¿Qué imagen tiene usted del infierno? Contemple usted los cuadros del siglo XVII, sea en el museo o en tantos templos. Se nos representa como un lugar confuso, repleto de gente condenada a perpetuidad a arder sobre brasas, o hervir en calderas. Y ruido, mucho ruido. No sé por qué, porque los cuadros son mudos. Pero, a poco que se centre uno en al ángulo correspondiente al infierno, a poco que uno sea sensible, notará la algarabía.
Ruido infernal, que decimos habitualmente, ¿no? Convivimos con este ruido sin hacer nada, sin tomar medidas. Lo tenemos interiorizado. Tenemos asumido lo del no poder dormir y, peor aun, el temor a protestar. Nadie escucha tu voz. Solo el esbozo de la burla: “mira el tiquismiquis este; ¡Que se vaya al campo a vivir!”.
Ayer lo viví, en vivo y en directo. En mis oídos y mis nervios desde mi domicilio. Tengo un local a poca distancia que, desde hace décadas, gobiernen la ciudad los tirios o los troyanos, acostumbra a acoger juergas atronadoras a puertas abiertas hasta altísimas horas de la madrugada.
Infeliz de mí, tiré de ordenanzas municipales: descanso nocturno desde las 23:00 horas. Documenté el estruendo con un corto vídeo e intenté llamar a la Policía Local (092).
Nueve llamadas, de las 23:00 a las 0:00 sin que nadie se dignara a coger el teléfono. Lo cogieron al fin, a la décima, y la denuncia quedó registrada. Me quedé a la espera de que los agentes del orden resolvieran el tema. Infeliz de mí, ya les digo.
No les cuento la madrugada. Se la pueden imaginar.
A las 5:45 a.m., me revolví desesperado e hice un segundo vídeo para demostrar la persistencia del problema. El ruidazo cesó al fin, por propia voluntad, pasadas las 6:00 a.m.

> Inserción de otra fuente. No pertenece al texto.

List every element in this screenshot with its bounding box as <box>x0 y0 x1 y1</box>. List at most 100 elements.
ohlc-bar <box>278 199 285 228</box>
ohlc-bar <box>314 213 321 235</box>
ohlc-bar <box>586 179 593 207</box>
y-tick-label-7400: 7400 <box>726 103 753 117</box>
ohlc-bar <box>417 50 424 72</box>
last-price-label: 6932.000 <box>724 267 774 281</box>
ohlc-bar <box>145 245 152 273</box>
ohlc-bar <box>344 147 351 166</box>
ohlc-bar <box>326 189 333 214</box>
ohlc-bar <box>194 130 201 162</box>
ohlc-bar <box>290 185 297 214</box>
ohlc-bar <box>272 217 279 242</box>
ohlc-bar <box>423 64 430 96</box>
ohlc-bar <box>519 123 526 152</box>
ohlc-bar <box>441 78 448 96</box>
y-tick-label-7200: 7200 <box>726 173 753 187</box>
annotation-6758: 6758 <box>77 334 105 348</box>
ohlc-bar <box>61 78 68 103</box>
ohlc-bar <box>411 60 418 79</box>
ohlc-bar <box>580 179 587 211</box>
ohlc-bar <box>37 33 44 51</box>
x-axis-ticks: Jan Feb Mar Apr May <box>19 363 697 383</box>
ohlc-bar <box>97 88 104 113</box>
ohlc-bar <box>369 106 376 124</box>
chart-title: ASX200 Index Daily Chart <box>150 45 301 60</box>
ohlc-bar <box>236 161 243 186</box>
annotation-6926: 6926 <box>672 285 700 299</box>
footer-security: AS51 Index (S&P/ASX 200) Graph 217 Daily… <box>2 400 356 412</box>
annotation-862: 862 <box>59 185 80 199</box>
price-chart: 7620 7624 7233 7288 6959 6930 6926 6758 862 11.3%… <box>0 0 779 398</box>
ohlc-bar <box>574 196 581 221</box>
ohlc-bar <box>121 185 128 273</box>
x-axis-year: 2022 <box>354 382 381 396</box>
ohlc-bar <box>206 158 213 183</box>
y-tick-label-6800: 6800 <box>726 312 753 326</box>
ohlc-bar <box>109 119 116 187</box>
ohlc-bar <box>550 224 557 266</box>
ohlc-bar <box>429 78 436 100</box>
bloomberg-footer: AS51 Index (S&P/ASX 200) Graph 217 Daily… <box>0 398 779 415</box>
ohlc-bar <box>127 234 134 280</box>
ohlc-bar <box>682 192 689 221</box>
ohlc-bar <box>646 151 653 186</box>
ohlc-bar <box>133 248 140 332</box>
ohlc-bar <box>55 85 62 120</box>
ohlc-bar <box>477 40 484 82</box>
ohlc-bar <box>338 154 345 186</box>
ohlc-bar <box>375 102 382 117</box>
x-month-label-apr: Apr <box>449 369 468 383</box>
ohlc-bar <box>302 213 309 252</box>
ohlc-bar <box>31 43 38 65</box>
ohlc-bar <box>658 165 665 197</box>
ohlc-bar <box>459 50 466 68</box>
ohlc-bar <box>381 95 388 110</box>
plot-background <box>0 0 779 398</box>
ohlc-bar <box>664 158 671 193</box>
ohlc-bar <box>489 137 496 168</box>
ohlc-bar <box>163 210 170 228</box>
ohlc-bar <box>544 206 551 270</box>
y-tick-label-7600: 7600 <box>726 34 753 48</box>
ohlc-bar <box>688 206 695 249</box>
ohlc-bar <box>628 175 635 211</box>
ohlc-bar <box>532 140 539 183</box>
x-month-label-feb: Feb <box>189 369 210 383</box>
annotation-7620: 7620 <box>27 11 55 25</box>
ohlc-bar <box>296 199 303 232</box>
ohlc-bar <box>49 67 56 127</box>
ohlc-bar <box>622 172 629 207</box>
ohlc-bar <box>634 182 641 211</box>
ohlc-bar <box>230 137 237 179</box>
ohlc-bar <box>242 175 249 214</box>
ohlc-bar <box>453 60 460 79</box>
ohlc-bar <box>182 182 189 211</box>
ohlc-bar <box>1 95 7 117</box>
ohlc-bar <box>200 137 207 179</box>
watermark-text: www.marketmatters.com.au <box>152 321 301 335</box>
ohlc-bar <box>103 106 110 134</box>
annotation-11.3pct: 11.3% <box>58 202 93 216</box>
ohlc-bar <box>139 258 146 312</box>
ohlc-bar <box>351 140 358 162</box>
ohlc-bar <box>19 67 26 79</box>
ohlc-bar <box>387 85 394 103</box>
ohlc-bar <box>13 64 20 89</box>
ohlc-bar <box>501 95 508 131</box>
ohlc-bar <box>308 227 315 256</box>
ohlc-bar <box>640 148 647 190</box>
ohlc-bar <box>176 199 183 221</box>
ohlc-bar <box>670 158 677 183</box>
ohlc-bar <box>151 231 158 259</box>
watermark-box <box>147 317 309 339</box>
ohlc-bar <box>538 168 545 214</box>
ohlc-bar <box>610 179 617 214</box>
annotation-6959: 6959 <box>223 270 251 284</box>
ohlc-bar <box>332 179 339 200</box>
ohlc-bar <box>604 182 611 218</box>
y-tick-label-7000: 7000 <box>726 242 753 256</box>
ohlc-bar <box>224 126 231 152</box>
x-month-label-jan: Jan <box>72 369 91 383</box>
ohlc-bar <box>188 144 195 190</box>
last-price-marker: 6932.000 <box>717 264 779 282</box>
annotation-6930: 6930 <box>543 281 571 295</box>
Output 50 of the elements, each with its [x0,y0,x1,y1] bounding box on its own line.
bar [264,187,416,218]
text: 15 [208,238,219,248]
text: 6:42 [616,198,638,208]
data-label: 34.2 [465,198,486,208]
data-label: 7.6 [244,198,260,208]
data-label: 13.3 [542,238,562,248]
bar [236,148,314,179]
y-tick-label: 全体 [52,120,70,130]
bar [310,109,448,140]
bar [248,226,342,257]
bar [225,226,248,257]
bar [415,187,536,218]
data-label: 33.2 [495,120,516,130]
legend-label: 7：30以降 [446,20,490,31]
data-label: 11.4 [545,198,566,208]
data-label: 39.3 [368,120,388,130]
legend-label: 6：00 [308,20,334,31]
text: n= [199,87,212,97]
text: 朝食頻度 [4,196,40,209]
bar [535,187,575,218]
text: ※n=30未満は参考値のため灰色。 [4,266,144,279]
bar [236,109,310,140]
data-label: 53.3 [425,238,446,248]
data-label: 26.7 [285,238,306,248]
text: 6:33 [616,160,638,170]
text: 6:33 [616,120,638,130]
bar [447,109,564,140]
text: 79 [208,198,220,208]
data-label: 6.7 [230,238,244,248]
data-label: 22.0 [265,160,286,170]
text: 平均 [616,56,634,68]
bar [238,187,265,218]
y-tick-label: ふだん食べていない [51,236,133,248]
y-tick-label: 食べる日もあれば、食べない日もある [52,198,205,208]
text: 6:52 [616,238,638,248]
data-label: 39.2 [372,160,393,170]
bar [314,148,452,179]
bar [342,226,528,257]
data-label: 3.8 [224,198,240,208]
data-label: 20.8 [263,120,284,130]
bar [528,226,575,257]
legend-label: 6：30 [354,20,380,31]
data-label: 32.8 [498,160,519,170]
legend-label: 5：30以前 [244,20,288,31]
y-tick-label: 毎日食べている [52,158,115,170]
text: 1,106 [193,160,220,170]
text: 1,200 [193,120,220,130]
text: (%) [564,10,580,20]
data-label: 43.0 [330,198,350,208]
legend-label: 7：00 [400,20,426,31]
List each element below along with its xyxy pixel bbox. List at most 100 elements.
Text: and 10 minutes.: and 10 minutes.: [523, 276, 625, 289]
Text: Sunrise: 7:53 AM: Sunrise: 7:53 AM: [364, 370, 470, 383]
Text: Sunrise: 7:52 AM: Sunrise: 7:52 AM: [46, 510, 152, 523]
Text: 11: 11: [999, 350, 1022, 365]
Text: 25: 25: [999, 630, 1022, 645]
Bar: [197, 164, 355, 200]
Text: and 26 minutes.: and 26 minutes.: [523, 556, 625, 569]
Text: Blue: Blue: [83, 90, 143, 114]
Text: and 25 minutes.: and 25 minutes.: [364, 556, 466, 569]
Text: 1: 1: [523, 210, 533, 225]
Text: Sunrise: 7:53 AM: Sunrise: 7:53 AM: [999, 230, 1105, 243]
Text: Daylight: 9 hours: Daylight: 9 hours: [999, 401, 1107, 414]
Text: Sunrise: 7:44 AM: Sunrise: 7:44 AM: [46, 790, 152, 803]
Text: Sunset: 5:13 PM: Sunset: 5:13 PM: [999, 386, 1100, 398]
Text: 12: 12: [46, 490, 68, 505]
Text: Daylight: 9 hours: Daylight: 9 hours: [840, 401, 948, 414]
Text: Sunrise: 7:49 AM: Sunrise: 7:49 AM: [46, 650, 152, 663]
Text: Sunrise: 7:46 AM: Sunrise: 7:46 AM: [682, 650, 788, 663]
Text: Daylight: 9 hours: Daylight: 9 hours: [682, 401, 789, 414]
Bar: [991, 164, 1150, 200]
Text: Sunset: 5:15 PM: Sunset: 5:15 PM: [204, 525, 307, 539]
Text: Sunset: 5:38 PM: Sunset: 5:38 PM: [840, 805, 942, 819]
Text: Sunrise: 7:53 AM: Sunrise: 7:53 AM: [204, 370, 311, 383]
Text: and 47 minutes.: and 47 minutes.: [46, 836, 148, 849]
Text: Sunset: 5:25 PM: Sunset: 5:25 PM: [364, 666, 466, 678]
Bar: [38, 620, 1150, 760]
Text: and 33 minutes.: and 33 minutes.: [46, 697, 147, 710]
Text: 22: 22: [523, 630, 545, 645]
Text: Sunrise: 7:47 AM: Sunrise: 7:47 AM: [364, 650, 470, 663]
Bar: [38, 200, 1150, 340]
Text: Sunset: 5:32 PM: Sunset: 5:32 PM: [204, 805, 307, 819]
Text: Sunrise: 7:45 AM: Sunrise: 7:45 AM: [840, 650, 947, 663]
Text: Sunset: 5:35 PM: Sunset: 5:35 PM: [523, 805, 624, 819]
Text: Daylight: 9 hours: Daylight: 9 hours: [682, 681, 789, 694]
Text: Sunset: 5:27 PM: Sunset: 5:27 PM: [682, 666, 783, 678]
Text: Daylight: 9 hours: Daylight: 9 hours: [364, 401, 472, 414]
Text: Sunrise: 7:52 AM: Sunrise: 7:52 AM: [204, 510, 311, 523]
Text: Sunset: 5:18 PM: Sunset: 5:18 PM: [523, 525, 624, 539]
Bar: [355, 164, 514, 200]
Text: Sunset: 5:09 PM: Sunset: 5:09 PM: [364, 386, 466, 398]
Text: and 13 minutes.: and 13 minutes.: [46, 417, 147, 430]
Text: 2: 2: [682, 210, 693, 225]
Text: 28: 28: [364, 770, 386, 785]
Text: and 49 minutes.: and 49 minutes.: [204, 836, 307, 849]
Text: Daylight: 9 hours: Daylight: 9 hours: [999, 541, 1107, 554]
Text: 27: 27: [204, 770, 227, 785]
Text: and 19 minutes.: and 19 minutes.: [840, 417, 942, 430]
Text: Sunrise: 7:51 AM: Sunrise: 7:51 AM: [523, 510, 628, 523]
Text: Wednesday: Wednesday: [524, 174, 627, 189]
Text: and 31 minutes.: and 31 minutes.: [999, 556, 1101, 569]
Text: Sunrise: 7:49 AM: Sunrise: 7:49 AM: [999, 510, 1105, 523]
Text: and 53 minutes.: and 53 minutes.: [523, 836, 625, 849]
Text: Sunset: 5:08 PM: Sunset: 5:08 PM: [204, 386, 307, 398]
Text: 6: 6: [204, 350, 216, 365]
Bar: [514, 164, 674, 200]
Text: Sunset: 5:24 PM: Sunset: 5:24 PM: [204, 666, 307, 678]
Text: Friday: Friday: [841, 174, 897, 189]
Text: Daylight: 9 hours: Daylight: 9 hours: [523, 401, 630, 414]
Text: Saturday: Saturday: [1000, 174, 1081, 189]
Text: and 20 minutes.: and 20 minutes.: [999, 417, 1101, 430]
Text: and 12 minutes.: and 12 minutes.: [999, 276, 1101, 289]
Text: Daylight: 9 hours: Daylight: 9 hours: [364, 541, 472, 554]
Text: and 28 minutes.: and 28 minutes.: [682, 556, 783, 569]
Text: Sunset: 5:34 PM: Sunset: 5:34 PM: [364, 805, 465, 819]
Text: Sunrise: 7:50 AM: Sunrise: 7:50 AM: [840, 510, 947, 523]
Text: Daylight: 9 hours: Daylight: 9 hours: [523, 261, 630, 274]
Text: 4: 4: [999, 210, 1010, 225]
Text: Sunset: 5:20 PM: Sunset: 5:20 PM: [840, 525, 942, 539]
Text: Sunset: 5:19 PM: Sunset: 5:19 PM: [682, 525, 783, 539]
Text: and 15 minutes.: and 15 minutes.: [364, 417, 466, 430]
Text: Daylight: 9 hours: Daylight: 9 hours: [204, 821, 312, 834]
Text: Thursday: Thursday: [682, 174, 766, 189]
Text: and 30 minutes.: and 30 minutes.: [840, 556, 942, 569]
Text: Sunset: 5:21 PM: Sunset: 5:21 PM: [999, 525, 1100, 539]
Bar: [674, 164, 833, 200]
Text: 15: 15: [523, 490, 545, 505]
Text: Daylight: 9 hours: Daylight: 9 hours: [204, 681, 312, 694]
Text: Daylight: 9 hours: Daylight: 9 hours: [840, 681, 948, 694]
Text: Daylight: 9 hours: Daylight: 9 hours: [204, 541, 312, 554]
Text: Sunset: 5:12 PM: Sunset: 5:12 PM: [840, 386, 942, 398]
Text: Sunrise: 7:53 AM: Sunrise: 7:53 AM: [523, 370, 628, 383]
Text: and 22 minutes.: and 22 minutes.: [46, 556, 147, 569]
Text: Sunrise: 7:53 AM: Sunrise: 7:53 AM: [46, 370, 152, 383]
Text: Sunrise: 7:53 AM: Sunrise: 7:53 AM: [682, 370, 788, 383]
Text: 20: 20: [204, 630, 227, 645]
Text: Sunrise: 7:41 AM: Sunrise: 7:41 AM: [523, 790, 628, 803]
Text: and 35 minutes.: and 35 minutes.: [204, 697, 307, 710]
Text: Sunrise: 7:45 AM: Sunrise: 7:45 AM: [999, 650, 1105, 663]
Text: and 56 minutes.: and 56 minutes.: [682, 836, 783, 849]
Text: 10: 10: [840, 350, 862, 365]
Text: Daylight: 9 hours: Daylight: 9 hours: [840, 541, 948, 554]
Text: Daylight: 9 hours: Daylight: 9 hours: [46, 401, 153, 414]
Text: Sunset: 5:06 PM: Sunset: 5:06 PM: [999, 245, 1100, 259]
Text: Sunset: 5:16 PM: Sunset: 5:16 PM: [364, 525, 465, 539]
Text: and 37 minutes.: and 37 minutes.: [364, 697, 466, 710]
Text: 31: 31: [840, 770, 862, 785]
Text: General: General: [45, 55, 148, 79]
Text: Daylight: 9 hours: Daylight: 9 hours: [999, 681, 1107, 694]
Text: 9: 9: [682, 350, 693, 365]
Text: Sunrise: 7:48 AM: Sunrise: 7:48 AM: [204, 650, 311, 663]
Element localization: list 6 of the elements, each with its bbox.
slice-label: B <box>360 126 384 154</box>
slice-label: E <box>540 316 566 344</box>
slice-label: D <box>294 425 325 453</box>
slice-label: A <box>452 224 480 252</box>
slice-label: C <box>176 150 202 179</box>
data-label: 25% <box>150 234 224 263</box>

Todo esto se denunció en caliente en redes; los dos vídeos están en YouTube. Más tarde, sacudiéndome la somnolencia, he cursado la correspondiente denuncia en la página web del Ayuntamiento, recalcando la desatención e inasistencia de la Policía Local.
No es una anécdota; es una costumbre. El local, en concreto, nos lo ha hecho tres veces en esta semana.
Pero uno va a lo general. Esto es problema de todos. Un sinvivir demoníaco. ¿En qué momento aceptamos que este infierno forma parte de nuestra manera de ser? ¿En qué momento acordamos que esto del derecho al descanso (así como tantas otras ordenanzas municipales) son meras “directrices interpretables”? ¿En qué momento aceptamos que un servicio público esencial (el automático del 092 dice: “si precisa usted una actuación inmediata”) puede no responder y, conseguida al fin la respuesta, se permite desechar la denuncia?
Señor alcalde, que de usted depende esta vaina, los sevillanos queremos muchas cosas. Pero una fundamental es dormir en silencio. Y es posible. Le exigimos que dé este paso para aproximarnos a los estándares de convivencia de los países de nuestro entorno. Y, de paso, para presentarlo como logro para su próxima reelección.
Firmado: doctor Federico Relimpio Astolfi, médico y escritor.